In the next sections, we will juxtapose these models, carving out a blueprint for modern leaders—a guide that seamlessly integrates data’s precision with wisdom’s profundity. The goal? To shape organizations that are not just informed but are, at their very core, wise.

Synthesizing the SECI Model with Indic Wisdom: A Blueprint for Modern Leadership

When companies such as 3M encourage unfettered innovation, allowing employees to dedicate a portion of their time to free-thinking and exploration, they tap into the Karana realm. Innovations like the Post-it Note weren’t derived from direct market demand but rather from a space of deep introspection and creativity—a testament to the power of integrating SECI with Indic wisdom.

Marrying the SECI model with the depths of the Indic paradigm offers a richer, more profound compass for leaders.

Integrating the Karana Layer: Before the Socialization phase of the SECI model, leaders must immerse themselves in the Karana layer. This is akin to Google’s guiding principle, “Focus on the user and all else will follow,” which acts as a foundational bedrock for its diverse innovations. This introspective phase ensures subsequent knowledge creation aligns with the organization’s essence.

Enriching Internalization with Unlearning: The recruitment AI bias incident at Amazon in 2018 exemplifies the need for unlearning. Despite the data-driven strategy, the algorithm perpetuated systemic biases. Incorporating unlearning post-Internalization allows businesses like Amazon to reassess, shed outdated paradigms, and rejuvenate their approach.
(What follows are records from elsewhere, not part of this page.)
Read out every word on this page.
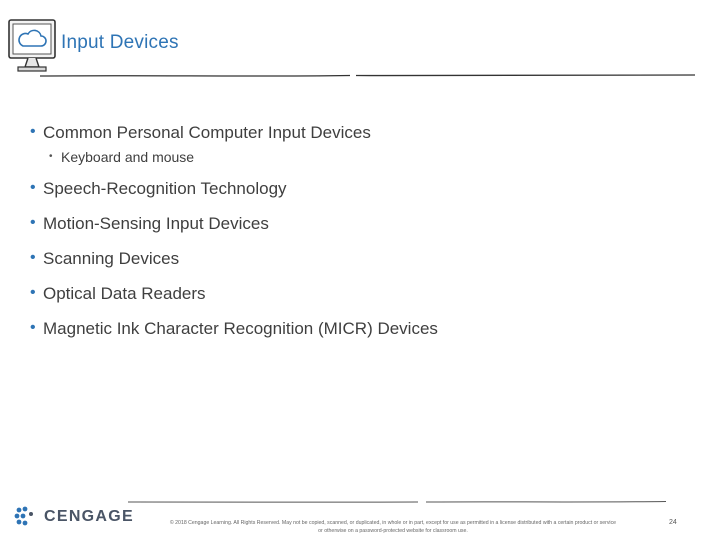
Input Devices
• Common Personal Computer Input Devices
• Keyboard and mouse
• Speech-Recognition Technology
• Motion-Sensing Input Devices
• Scanning Devices
• Optical Data Readers
• Magnetic Ink Character Recognition (MICR) Devices
CENGAGE	© 2018 Cengage Learning. All Rights Reserved. May not be copied, scanned, or duplicated, in whole or in part, except for use as permitted in a license distributed with a certain product or service
or otherwise on a password-protected website for classroom use.
24
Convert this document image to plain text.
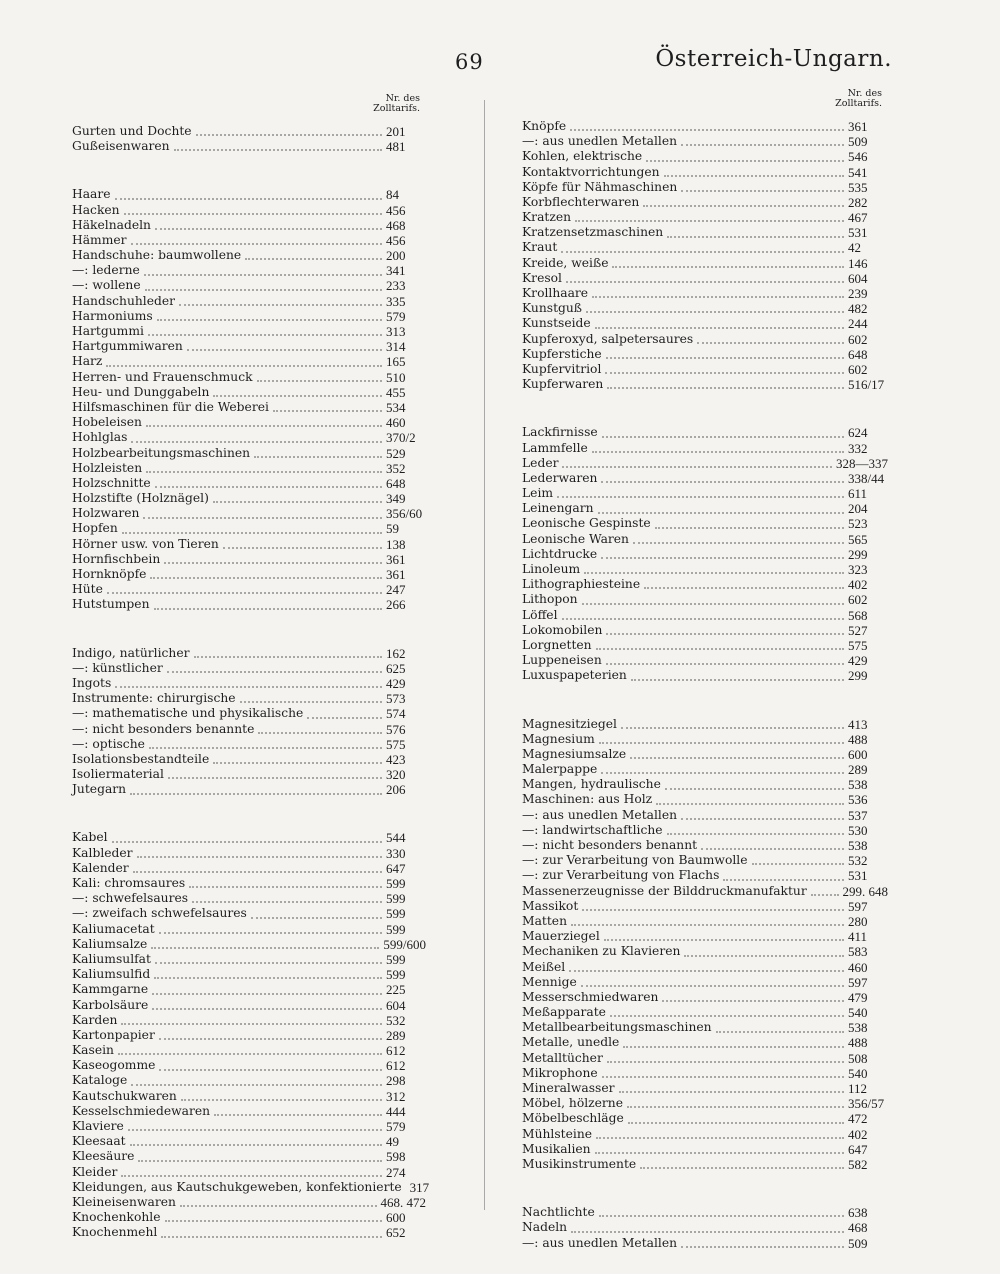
69	Österreich-Ungarn.
Nr. des
Zolltarifs.
Gurten und Dochte	201
Gußeisenwaren	481
Haare	84
Hacken	456
Häkelnadeln	468
Hämmer	456
Handschuhe: baumwollene	200
—: lederne	341
—: wollene	233
Handschuhleder	335
Harmoniums	579
Hartgummi	313
Hartgummiwaren	314
Harz	165
Herren- und Frauenschmuck	510
Heu- und Dunggabeln	455
Hilfsmaschinen für die Weberei	534
Hobeleisen	460
Hohlglas	370/2
Holzbearbeitungsmaschinen	529
Holzleisten	352
Holzschnitte	648
Holzstifte (Holznägel)	349
Holzwaren	356/60
Hopfen	59
Hörner usw. von Tieren	138
Hornfischbein	361
Hornknöpfe	361
Hüte	247
Hutstumpen	266
Indigo, natürlicher	162
—: künstlicher	625
Ingots	429
Instrumente: chirurgische	573
—: mathematische und physikalische	574
—: nicht besonders benannte	576
—: optische	575
Isolationsbestandteile	423
Isoliermaterial	320
Jutegarn	206
Kabel	544
Kalbleder	330
Kalender	647
Kali: chromsaures	599
—: schwefelsaures	599
—: zweifach schwefelsaures	599
Kaliumacetat	599
Kaliumsalze	599/600
Kaliumsulfat	599
Kaliumsulfid	599
Kammgarne	225
Karbolsäure	604
Karden	532
Kartonpapier	289
Kasein	612
Kaseogomme	612
Kataloge	298
Kautschukwaren	312
Kesselschmiedewaren	444
Klaviere	579
Kleesaat	49
Kleesäure	598
Kleider	274
Kleidungen, aus Kautschukgeweben, konfektionierte 317
Kleineisenwaren	468. 472
Knochenkohle	600
Knochenmehl	652
Nr. des
Zolltarifs.
Knöpfe	361
—: aus unedlen Metallen	509
Kohlen, elektrische	546
Kontaktvorrichtungen	541
Köpfe für Nähmaschinen	535
Korbflechterwaren	282
Kratzen	467
Kratzensetzmaschinen	531
Kraut	42
Kreide, weiße	146
Kresol	604
Krollhaare	239
Kunstguß	482
Kunstseide	244
Kupferoxyd, salpetersaures	602
Kupferstiche	648
Kupfervitriol	602
Kupferwaren	516/17
Lackfirnisse	624
Lammfelle	332
Leder	328—337
Lederwaren	338/44
Leim	611
Leinengarn	204
Leonische Gespinste	523
Leonische Waren	565
Lichtdrucke	299
Linoleum	323
Lithographiesteine	402
Lithopon	602
Löffel	568
Lokomobilen	527
Lorgnetten	575
Luppeneisen	429
Luxuspapeterien	299
Magnesitziegel	413
Magnesium	488
Magnesiumsalze	600
Malerpappe	289
Mangen, hydraulische	538
Maschinen: aus Holz	536
—: aus unedlen Metallen	537
—: landwirtschaftliche	530
—: nicht besonders benannt	538
—: zur Verarbeitung von Baumwolle	532
—: zur Verarbeitung von Flachs	531
Massenerzeugnisse der Bilddruckmanufaktur	299. 648
Massikot	597
Matten	280
Mauerziegel	411
Mechaniken zu Klavieren	583
Meißel	460
Mennige	597
Messerschmiedwaren	479
Meßapparate	540
Metallbearbeitungsmaschinen	538
Metalle, unedle	488
Metalltücher	508
Mikrophone	540
Mineralwasser	112
Möbel, hölzerne	356/57
Möbelbeschläge	472
Mühlsteine	402
Musikalien	647
Musikinstrumente	582
Nachtlichte	638
Nadeln	468
—: aus unedlen Metallen	509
A Call to Modern Leaders: Navigating the Dance between Data and Wisdom

Starbucks serves as a beacon for how businesses can balance data-driven strategies with deeper insights. While store locations, menu items, and marketing campaigns are shaped by meticulous data analysis, the company’s ethos of creating a “third place” for customers emerges from a profound understanding of human connection and community.
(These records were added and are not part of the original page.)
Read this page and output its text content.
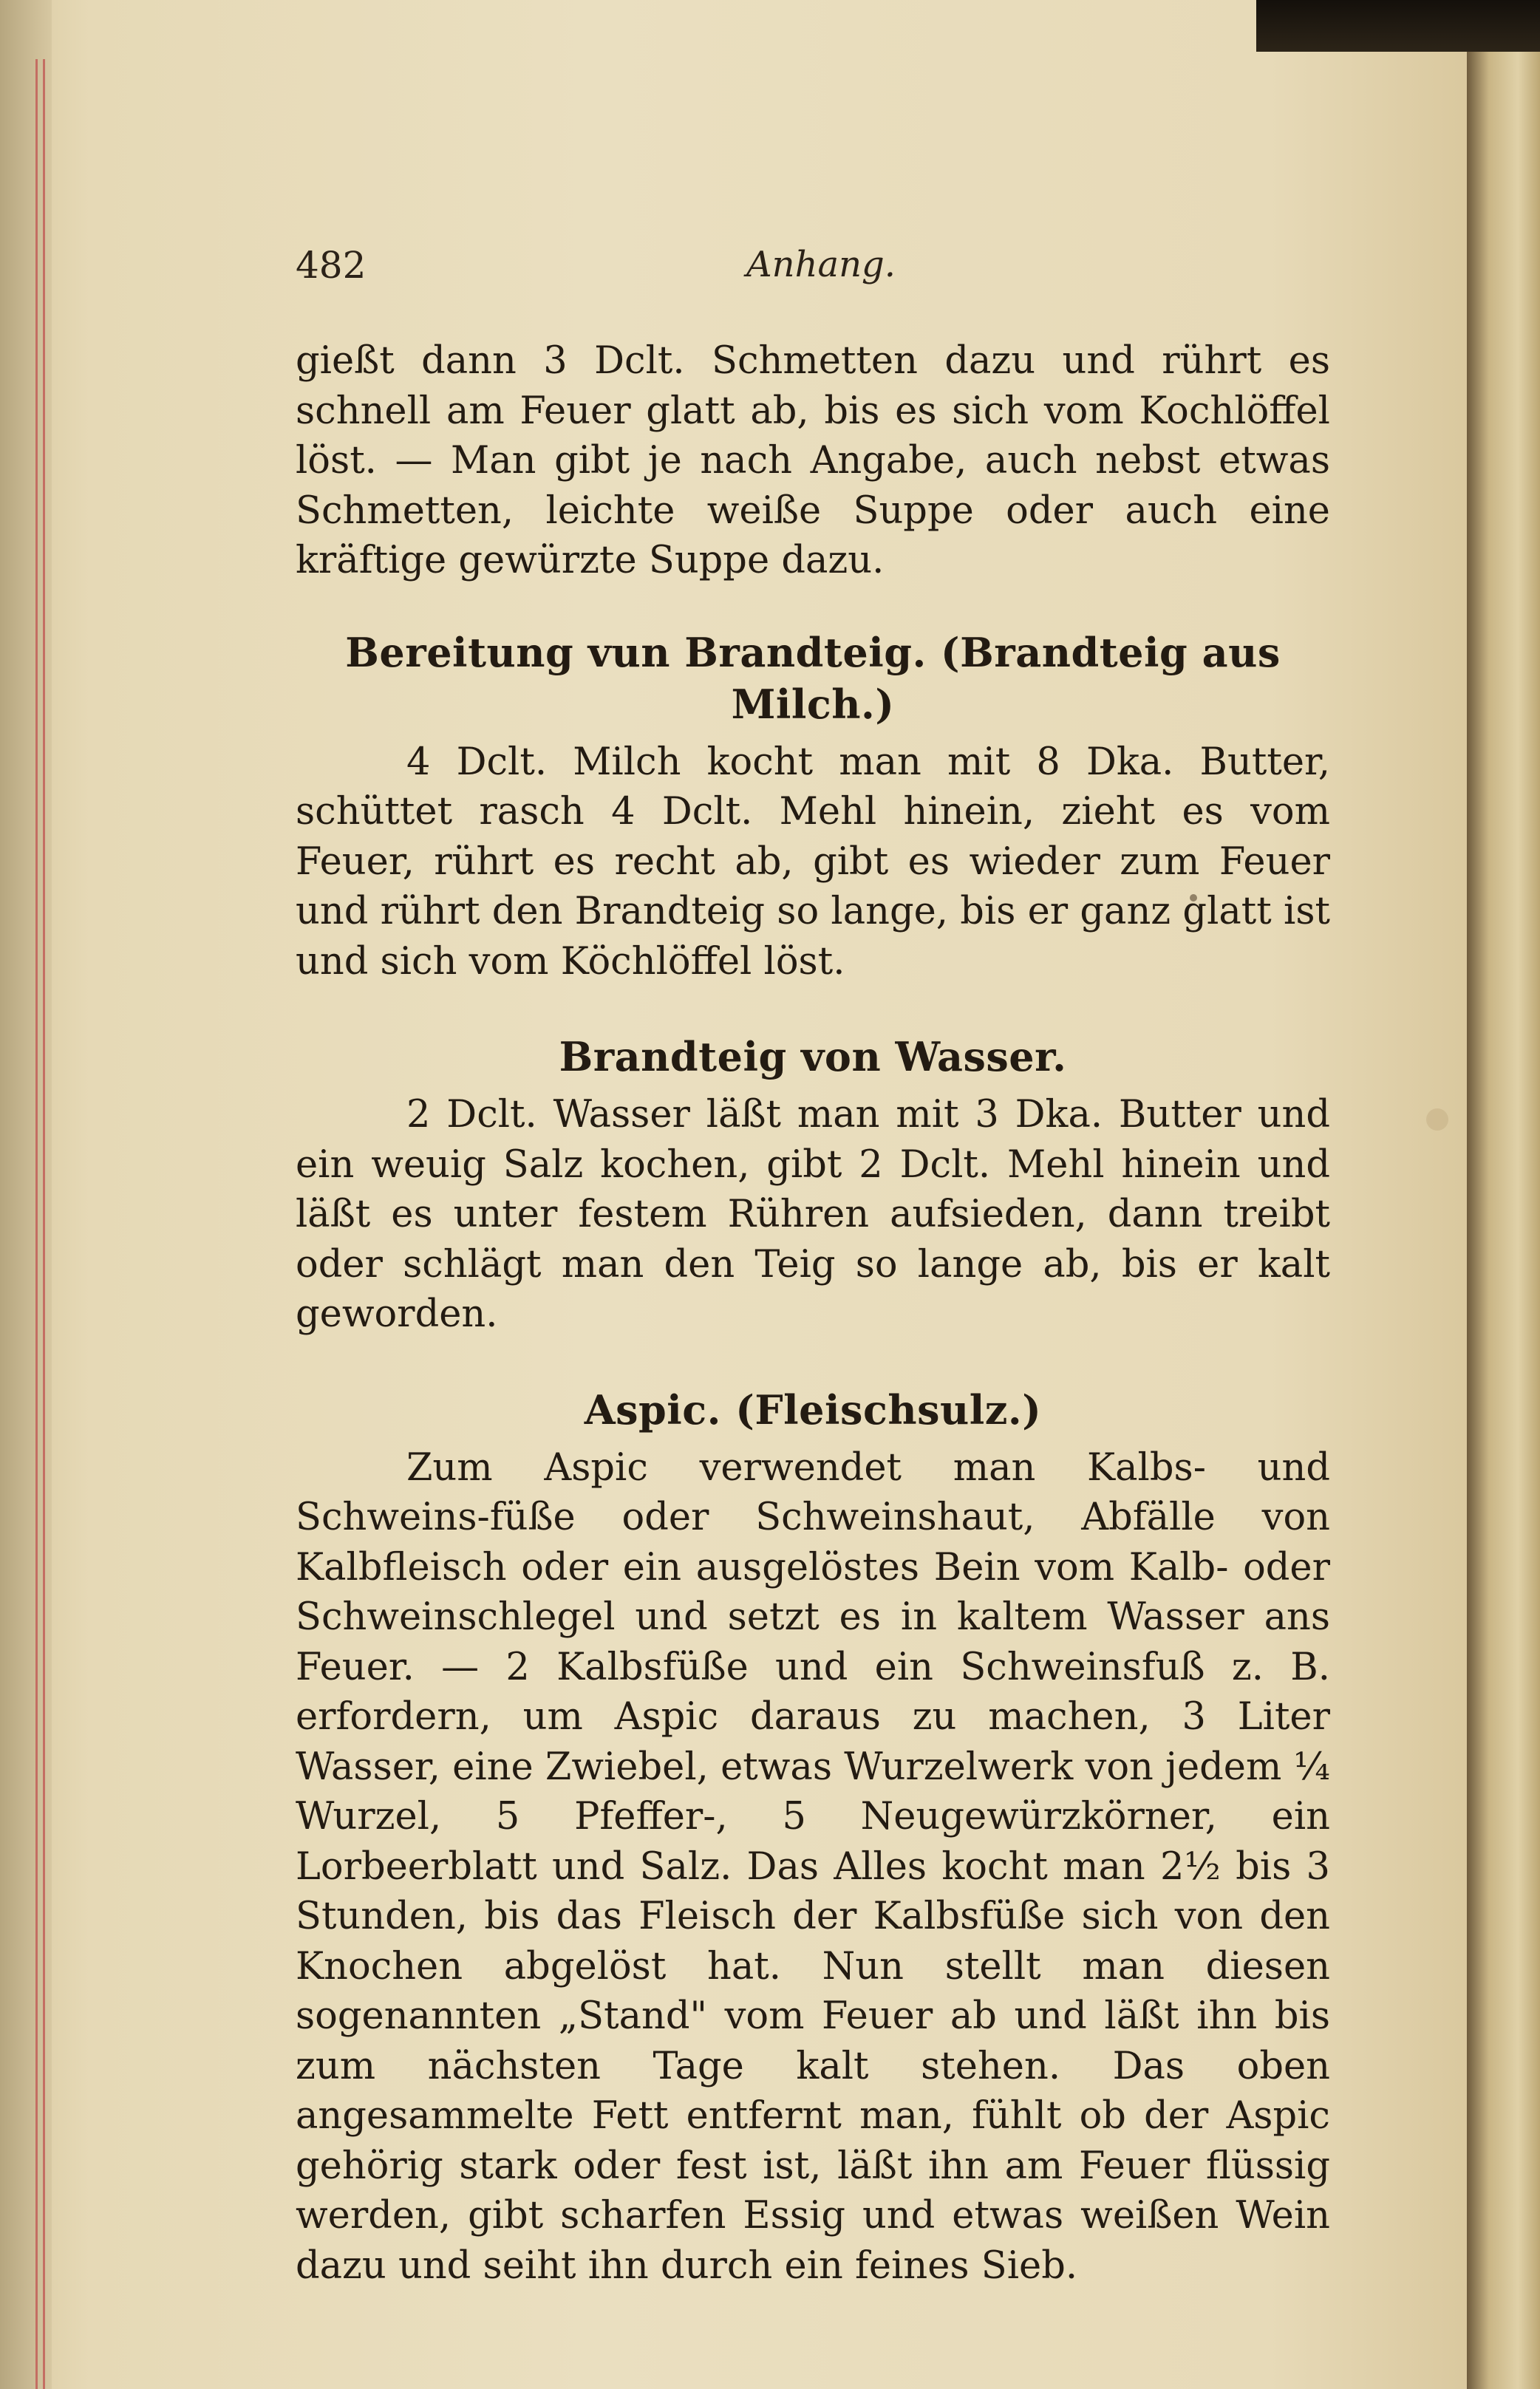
482	Anhang.

gießt dann 3 Dclt. Schmetten dazu und rührt es schnell am Feuer glatt ab, bis es sich vom Kochlöffel löst. — Man gibt je nach Angabe, auch nebst etwas Schmetten, leichte weiße Suppe oder auch eine kräftige gewürzte Suppe dazu.

Bereitung vun Brandteig. (Brandteig aus Milch.)

4 Dclt. Milch kocht man mit 8 Dka. Butter, schüttet rasch 4 Dclt. Mehl hinein, zieht es vom Feuer, rührt es recht ab, gibt es wieder zum Feuer und rührt den Brandteig so lange, bis er ganz glatt ist und sich vom Köchlöffel löst.

Brandteig von Wasser.

2 Dclt. Wasser läßt man mit 3 Dka. Butter und ein weuig Salz kochen, gibt 2 Dclt. Mehl hinein und läßt es unter festem Rühren aufsieden, dann treibt oder schlägt man den Teig so lange ab, bis er kalt geworden.

Aspic. (Fleischsulz.)

Zum Aspic verwendet man Kalbs- und Schweins-füße oder Schweinshaut, Abfälle von Kalbfleisch oder ein ausgelöstes Bein vom Kalb- oder Schweinschlegel und setzt es in kaltem Wasser ans Feuer. — 2 Kalbsfüße und ein Schweinsfuß z. B. erfordern, um Aspic daraus zu machen, 3 Liter Wasser, eine Zwiebel, etwas Wurzelwerk von jedem ¼ Wurzel, 5 Pfeffer-, 5 Neugewürzkörner, ein Lorbeerblatt und Salz. Das Alles kocht man 2½ bis 3 Stunden, bis das Fleisch der Kalbsfüße sich von den Knochen abgelöst hat. Nun stellt man diesen sogenannten „Stand" vom Feuer ab und läßt ihn bis zum nächsten Tage kalt stehen. Das oben angesammelte Fett entfernt man, fühlt ob der Aspic gehörig stark oder fest ist, läßt ihn am Feuer flüssig werden, gibt scharfen Essig und etwas weißen Wein dazu und seiht ihn durch ein feines Sieb.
Holistic Decision-Making: Apple serves as a prime example. While their products’ designs might be influenced by consumer data, the overarching commitment to user-centric design and innovation reflects the deeper Karana-inspired introspection.

Innovative Depth: Tesla’s commitment to sustainable transport isn’t merely a reaction to market data but is rooted in a deeper vision for a sustainable future—a reflection of Karana-level wisdom. While data might guide iterations, such Karana-driven introspection ensures innovations are groundbreaking.

Resilient Adaptability: Airbnb’s “Experiences” feature is a testament to the cyclical nature of the integrated model. Beyond the quantitative data of room bookings, Airbnb tapped into a deeper desire for authentic experiences, reflecting a return to the Karana phase after internalizing market insights.

Conclusion: Charting the Future with Wisdom-Led Leadership

Patagonia offers a compelling conclusion. While data might suggest certain profitable trends in apparel, Patagonia’s commitment to sustainability and ethical production stems from a deeper foundational ethos. Their decisions, informed by data, are elevated by a profound wisdom that resonates with their consumer base.

In the delicate dance between data and wisdom, modern businesses must recognize that the two aren’t mutually exclusive. While data offers precision, wisdom provides direction. The challenge—and opportunity—for modern leaders is to harness both, shaping a future that’s not just data-informed but wisdom-led.

Acknowledgment: This article, enriched over three decades, owes a heartfelt thanks to Jonathan Gosling and Sudhanshu Palsule. Their insights and friendship have been the guiding lights, illuminating this path of exploration into Indian model of knowledge creation.